The Scala Regia is actually a tall, barrel-vaulted tunnel that rises from a square landing adjoining the porch of St. Peter’s and (via an impressive corridor of marble) the Portone di Bronzo. It begins with a massive triumphal opening—really a Serlian arch—supported by two huge stone columns and bracketed by smaller rectangular openings between the columns and the staircase walls. It looks like a larger, grander version of the window Borromini designed for the gallery of the Palazzo Pamphili. Alexander’s coat of arms hangs above the arch, and two stone angels trumpet his magnificence from both sides.

As the stairway ascends, it narrows—a deficiency in the site that Bernini used to canny advantage. He actually lowered the heights of the columns and the ceiling as the stairs climb to the piano nobile, which creates a false, but dramatic, perspective looking up the stairs. He also used light (from a hidden window along the way) to soften the stairway’s darkness, and placed on the main landing, visible from the bottom, a window that acts as a beacon, beckoning visitors higher. (To complete the spectacle, Alexander later commissioned from Bernini a huge equestrian statue of Constantine, who sits on horseback and gazes in stunned wonder at the vision of the cross that appeared to him on the eve of battle, to stand at the landing between St. Peter’s and the entrance to the Vatican Palace.)

Bernini told admirers that the Scala Regia “was the most daring operation” he had ever attempted, and that if he had heard that another artist had completed it, “he would not have believed it possible.” But it certainly was a magnificent example of his turning what others saw as limitations into advantages. What appears to be a stately, majestic staircase is in fact a cunning trick of the eye.

It’s a very similar kind of optical trick that Borromini helped to create at the Palazzo Spada, the Roman palazzo that Cardinal Bernardino Spada had purchased in 1632. The scale of the Scala Regia is grander, but the intent is the same.

As a diversion for Cardinal Bernardino’s garden, Borromini designed and built in 1652–53 a short colonnade visible from the palazzo’s main room. Though only 8.82 meters (less then 30 feet) long, it appears much longer and more impressive—due to the intentional deceptions inherent in the plan. Basing his designs on mathematical calculations made by Fra Giovanni Maria da Bitonto (or Bitonti), an Augustinian friar who was fascinated by perspective, Borromini constructed a barrel-vaulted corridor lined by two rows of Doric columns that are purposely shortened the farther away they are from the corridor’s opening. The entire effect calls to mind the Scala Regia. Only the size is different.

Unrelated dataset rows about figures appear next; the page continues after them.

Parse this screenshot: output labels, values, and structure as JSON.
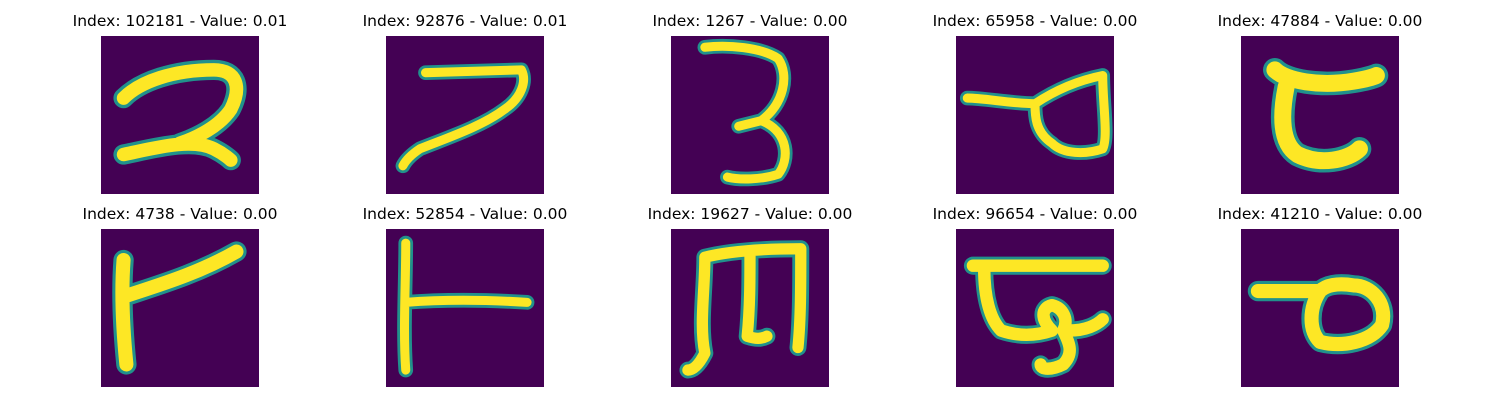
{
  "panels": [
    {
      "title": "Index: 102181 - Value: 0.01",
      "glyph": "2-like stroke",
      "colors": {
        "background": "#440154",
        "stroke": "#fde725",
        "edge": "#21918c"
      }
    },
    {
      "title": "Index: 92876 - Value: 0.01",
      "glyph": "7-like stroke",
      "colors": {
        "background": "#440154",
        "stroke": "#fde725",
        "edge": "#21918c"
      }
    },
    {
      "title": "Index: 1267 - Value: 0.00",
      "glyph": "3-like stroke",
      "colors": {
        "background": "#440154",
        "stroke": "#fde725",
        "edge": "#21918c"
      }
    },
    {
      "title": "Index: 65958 - Value: 0.00",
      "glyph": "loop with tail stroke",
      "colors": {
        "background": "#440154",
        "stroke": "#fde725",
        "edge": "#21918c"
      }
    },
    {
      "title": "Index: 47884 - Value: 0.00",
      "glyph": "curved hook stroke",
      "colors": {
        "background": "#440154",
        "stroke": "#fde725",
        "edge": "#21918c"
      }
    },
    {
      "title": "Index: 4738 - Value: 0.00",
      "glyph": "vertical with slanted bar stroke",
      "colors": {
        "background": "#440154",
        "stroke": "#fde725",
        "edge": "#21918c"
      }
    },
    {
      "title": "Index: 52854 - Value: 0.00",
      "glyph": "vertical with horizontal bar stroke",
      "colors": {
        "background": "#440154",
        "stroke": "#fde725",
        "edge": "#21918c"
      }
    },
    {
      "title": "Index: 19627 - Value: 0.00",
      "glyph": "m-like stroke",
      "colors": {
        "background": "#440154",
        "stroke": "#fde725",
        "edge": "#21918c"
      }
    },
    {
      "title": "Index: 96654 - Value: 0.00",
      "glyph": "flat top with loops stroke",
      "colors": {
        "background": "#440154",
        "stroke": "#fde725",
        "edge": "#21918c"
      }
    },
    {
      "title": "Index: 41210 - Value: 0.00",
      "glyph": "loop with bar stroke",
      "colors": {
        "background": "#440154",
        "stroke": "#fde725",
        "edge": "#21918c"
      }
    }
  ]
}
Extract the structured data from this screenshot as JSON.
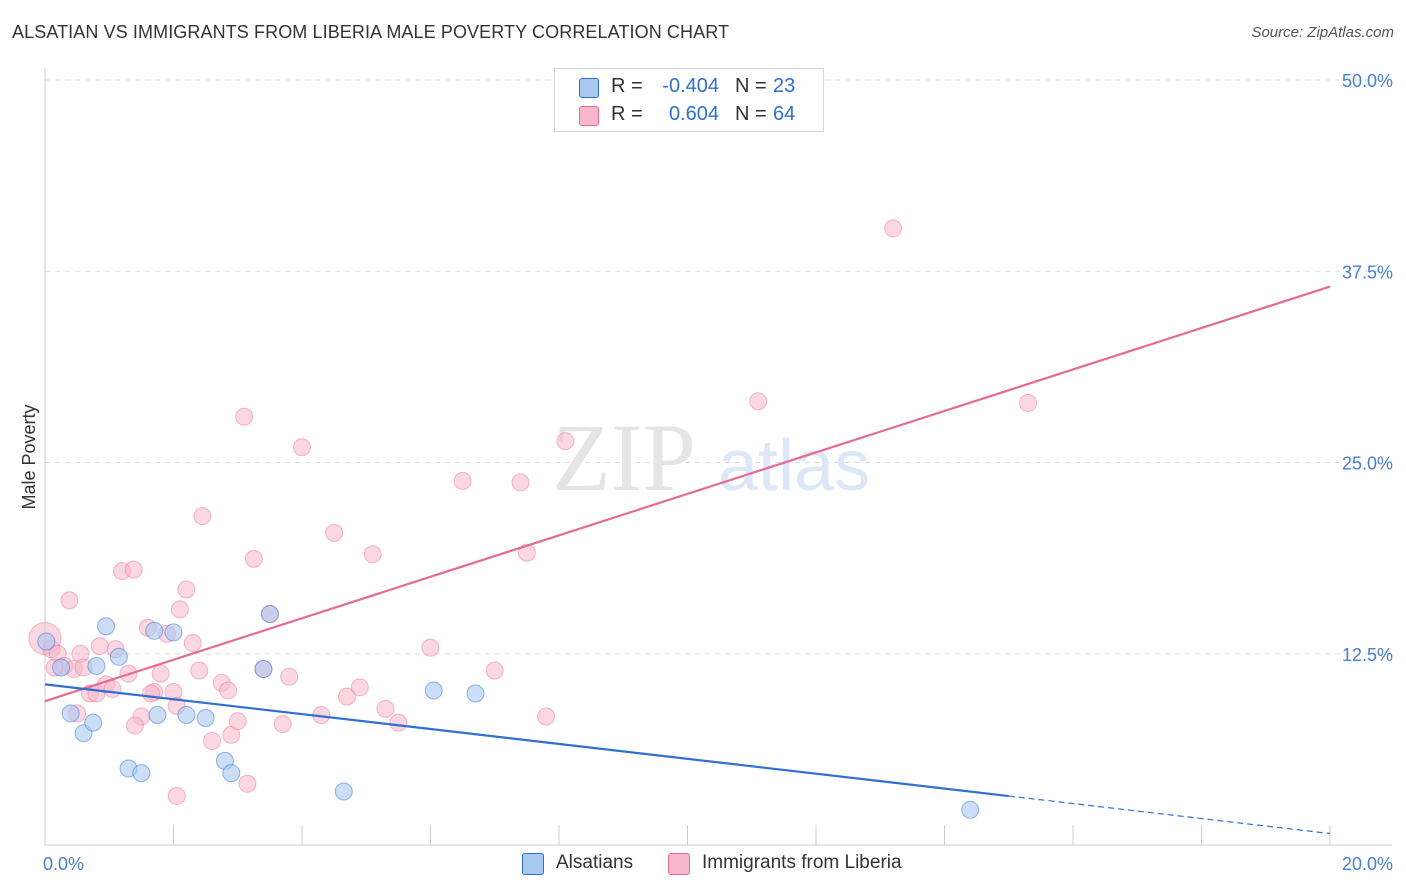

Bernini probably was familiar with Borromini’s colonnade at Palazzo Spada. Given that both of the Spada brothers were part of Alexander’s inner circle and that Bernini was always ready to modify good ideas to suit his own creativity, it’s possible that Borromini’s witty entertainment in Cardinal Bernardino’s garden might have inspired, even in a small way, the imposing and impressive Scala Regia. But Bernini had used similar scenic illusions for his own plays, this sort of perspective trick is certainly something Bernini knew how to use to advantage.

Borromini never complained that his ideas for the Spada Colonnade had been used by Bernini—at least not to anyone who recorded such grievances. By then, few people would have listened.